South Korea’s central bank held its main interest rate steady at a record low yesterday as expected, just days before the US Federal Reserve decides whether to pull the trigger on a much-anticipated policy tightening.
The Bank of Korea’s monetary policy committee held its base rate steady at 1.50% for a sixth straight month, as all 31 analysts surveyed in a Reuters poll had expected.
Governor Lee Ju-yeol declined to publicly take a view on domestic interest rates at a scheduled news conference, and instead focused on downside risks facing the economy, among them falling oil prices and overall global sluggishness — offering no major change from previous statements.
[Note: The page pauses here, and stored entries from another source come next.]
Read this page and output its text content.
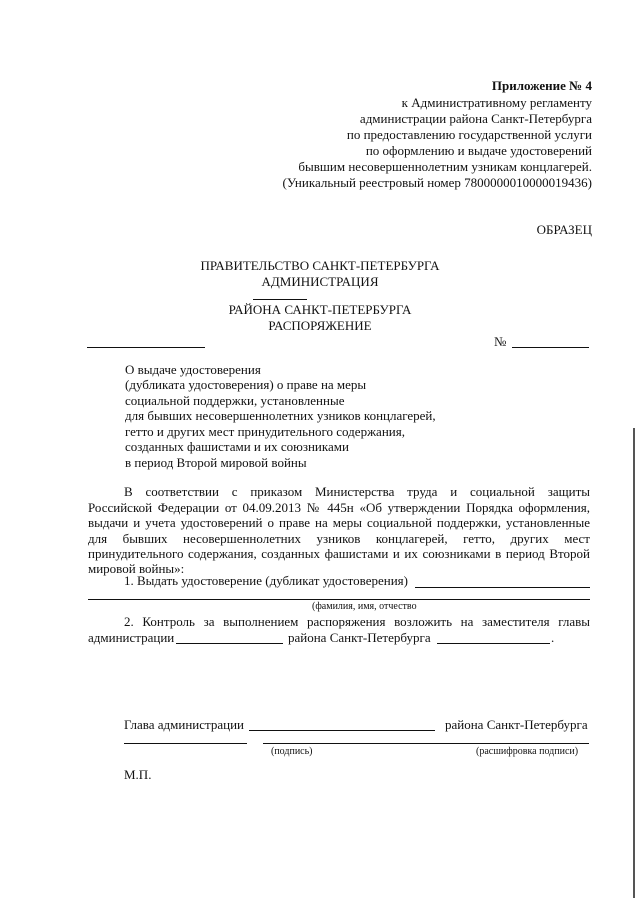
Приложение № 4
к Административному регламенту
администрации района Санкт-Петербурга
по предоставлению государственной услуги
по оформлению и выдаче удостоверений
бывшим несовершеннолетним узникам концлагерей.
(Уникальный реестровый номер 7800000010000019436)
ОБРАЗЕЦ
ПРАВИТЕЛЬСТВО САНКТ-ПЕТЕРБУРГА
АДМИНИСТРАЦИЯ
РАЙОНА САНКТ-ПЕТЕРБУРГА
РАСПОРЯЖЕНИЕ
№
О выдаче удостоверения
(дубликата удостоверения) о праве на меры
социальной поддержки, установленные
для бывших несовершеннолетних узников концлагерей,
гетто и других мест принудительного содержания,
созданных фашистами и их союзниками
в период Второй мировой войны
В соответствии с приказом Министерства труда и социальной защиты
Российской Федерации от 04.09.2013 № 445н «Об утверждении Порядка оформления,
выдачи и учета удостоверений о праве на меры социальной поддержки, установленные
для бывших несовершеннолетних узников концлагерей, гетто, других мест
принудительного содержания, созданных фашистами и их союзниками в период Второй
мировой войны»:
1. Выдать удостоверение (дубликат удостоверения)
(фамилия, имя, отчество
2. Контроль за выполнением распоряжения возложить на заместителя главы
администрации	района Санкт-Петербурга	.
Глава администрации	района Санкт-Петербурга
(подпись)	(расшифровка подписи)
М.П.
“There was nothing surprising from Lee’s press conference. He didn’t mention anything about lower rates, and his comments were viewed as neutral,” said Kathleen Oh, economist at Standard Chartered Bank in Seoul.
Oh forecast that rates would be kept on hold through 2017. “I think Lee was just cementing his previous stance ahead of the Fed,” she said.
A slim majority in the same Reuters poll saw no change in South Korea’s policy interest rates for an extended period of time, while just over a third saw a rate cut early next year.
The Bank of Korea has said that even if the Fed raises interest rates next week, South Korea’s vast foreign reserves and current account surplus will shield the economy from immediate shocks.
Policymakers are wary, however, of possible risks that may emerge from vulnerable economies after any Fed rate hike is implemented. Lee said yesterday the BoK will watch warily for any possible ripples from emerging economies after the Fed rate hike.
Governor Lee has proven hesitant to cut rates further as household debt continues to snowball, while headline inflation is expected to continue rising albeit at a very slow pace, according to the central bank. “Household debt has been rising quickly, and ever since regulations were eased, borrowing has been outpacing wage growth. There is a need to quickly implement measures to rein in household debt,” Lee said.
The governor added that new measures to slow growth in borrowing, developed jointly by other government agencies, would be announced soon. Meanwhile, the formation of the central bank’s new three-year inflation target band is in the final stages, Lee said, and will be announced next week.
The current inflation target band is 2.5 to 3.5%, although actual headline inflation has stayed well below the bottom band for nearly as long as the target has been in force.